Self-compassion in parenting

I sometimes find myself having quite exhausting conversations with someone who is critical, judgemental, has extremely high standards and is not very forgiving. This person is not my boss, my mother or even my well intentioned mother in law...it is me.

 

This critical part of my personality berates me whenever I fall below certain parenting “standards”. 

Sometimes the inner chatter goes something like this: 

 

“My house is such a mess, how does my friend manage to have a spotless place? I am obviously just not coping.”  

 

or “I can’t believe I lost my cool and raised my voice when my son had a tantrum, I am not a good mother...”

 

The list could go on and on.

Have a little think about what things you normally chastise yourself about. 

...

 

Fortunately there is a simple remedy to soften that sometimes harsh critical voice. That remedy is self-compassion.

 

Unfortunately, it can be a lifelong process to develop compassion for ourselves. 

It seems that it doesn’t come easily to most of us. It is as though we believe that if we are really hard on ourselves we will become perfect human beings. 

 

Self-compassion means accepting our humanity and mistakes and relating to ourselves with kindness. This doesn’t mean that any behaviour is ok; what I am proposing here is that by accepting our mistakes with kindness we are in a better platform from which to learn. Guilt and shame might well work in the short term but a kind hearted attitude towards yourself can be a lifelong source of motivation for positive change.

 

Imagine this:

 

Your child is coming to you 20 years from now and tells you about his or her mistakes and failings which are the same as yours in the present (real or created by your own perfectionism). 

 

What would you say? Would you be harsh and critical?
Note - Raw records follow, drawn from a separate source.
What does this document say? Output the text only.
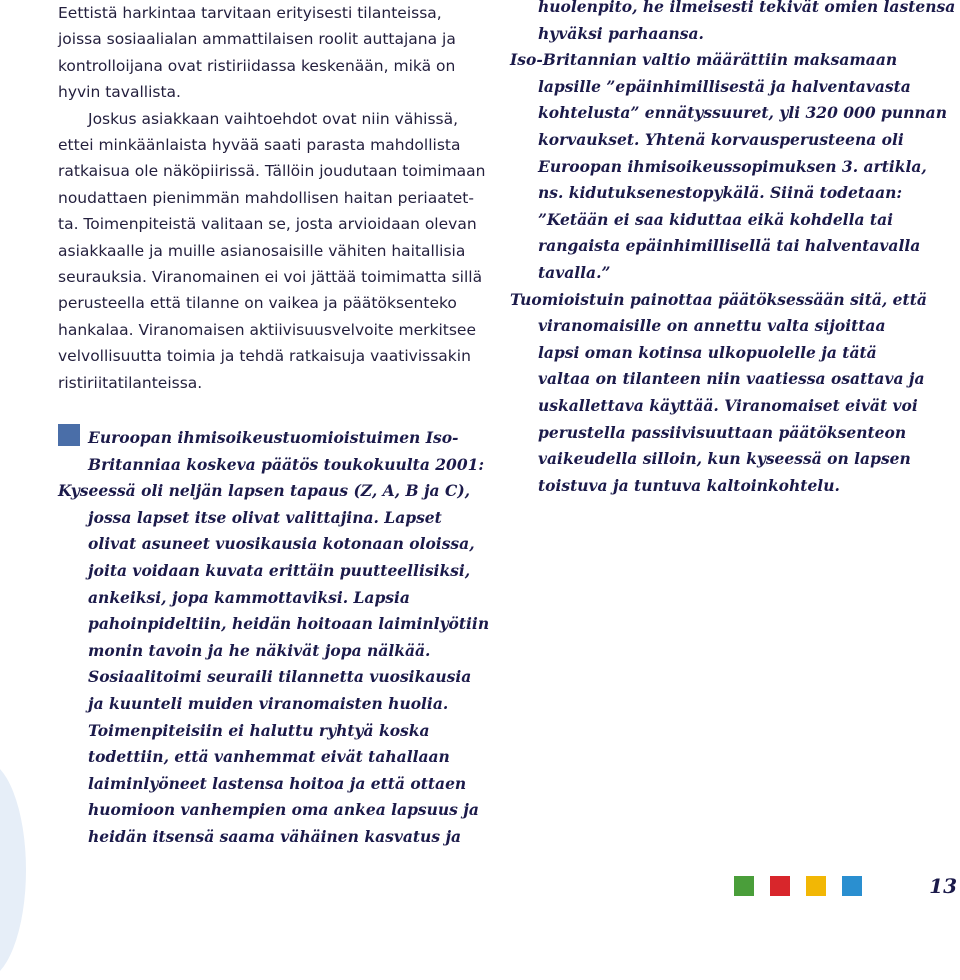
Eettistä harkintaa tarvitaan erityisesti tilanteissa,
joissa sosiaalialan ammattilaisen roolit auttajana ja
kontrolloijana ovat ristiriidassa keskenään, mikä on
hyvin tavallista.

Joskus asiakkaan vaihtoehdot ovat niin vähissä,

ettei minkäänlaista hyvää saati parasta mahdollista
ratkaisua ole näköpiirissä. Tällöin joudutaan toimimaan
noudattaen pienimmän mahdollisen haitan periaatet-
ta. Toimenpiteistä valitaan se, josta arvioidaan olevan
asiakkaalle ja muille asianosaisille vähiten haitallisia
seurauksia. Viranomainen ei voi jättää toimimatta sillä
perusteella että tilanne on vaikea ja päätöksenteko
hankalaa. Viranomaisen aktiivisuusvelvoite merkitsee
velvollisuutta toimia ja tehdä ratkaisuja vaativissakin
ristiriitatilanteissa.

Euroopan ihmisoikeustuomioistuimen Iso-
Britanniaa koskeva päätös toukokuulta 2001:
Kyseessä oli neljän lapsen tapaus (Z, A, B ja C),
jossa lapset itse olivat valittajina. Lapset
olivat asuneet vuosikausia kotonaan oloissa,
joita voidaan kuvata erittäin puutteellisiksi,
ankeiksi, jopa kammottaviksi. Lapsia
pahoinpideltiin, heidän hoitoaan laiminlyötiin
monin tavoin ja he näkivät jopa nälkää.
Sosiaalitoimi seuraili tilannetta vuosikausia
ja kuunteli muiden viranomaisten huolia.
Toimenpiteisiin ei haluttu ryhtyä koska
todettiin, että vanhemmat eivät tahallaan
laiminlyöneet lastensa hoitoa ja että ottaen
huomioon vanhempien oma ankea lapsuus ja
heidän itsensä saama vähäinen kasvatus ja
huolenpito, he ilmeisesti tekivät omien lastensa
hyväksi parhaansa.
Iso-Britannian valtio määrättiin maksamaan
lapsille ”epäinhimillisestä ja halventavasta
kohtelusta” ennätyssuuret, yli 320 000 punnan
korvaukset. Yhtenä korvausperusteena oli
Euroopan ihmisoikeussopimuksen 3. artikla,
ns. kidutuksenestopykälä. Siinä todetaan:
”Ketään ei saa kiduttaa eikä kohdella tai
rangaista epäinhimillisellä tai halventavalla
tavalla.”
Tuomioistuin painottaa päätöksessään sitä, että
viranomaisille on annettu valta sijoittaa
lapsi oman kotinsa ulkopuolelle ja tätä
valtaa on tilanteen niin vaatiessa osattava ja
uskallettava käyttää. Viranomaiset eivät voi
perustella passiivisuuttaan päätöksenteon
vaikeudella silloin, kun kyseessä on lapsen
toistuva ja tuntuva kaltoinkohtelu.
13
Would you be kind and understanding?

 

Know that you can access that same compassion inside you now. Just as the critical voice exists inside you so does this more benevolent compassionate one.

 

If like me, you believe that we are all doing our best, with the energy and resources we have available, not only can you be more compassionate towards yourself but you will naturally become more compassionate towards others around you. And perhaps the critical voice can become more of a whisper.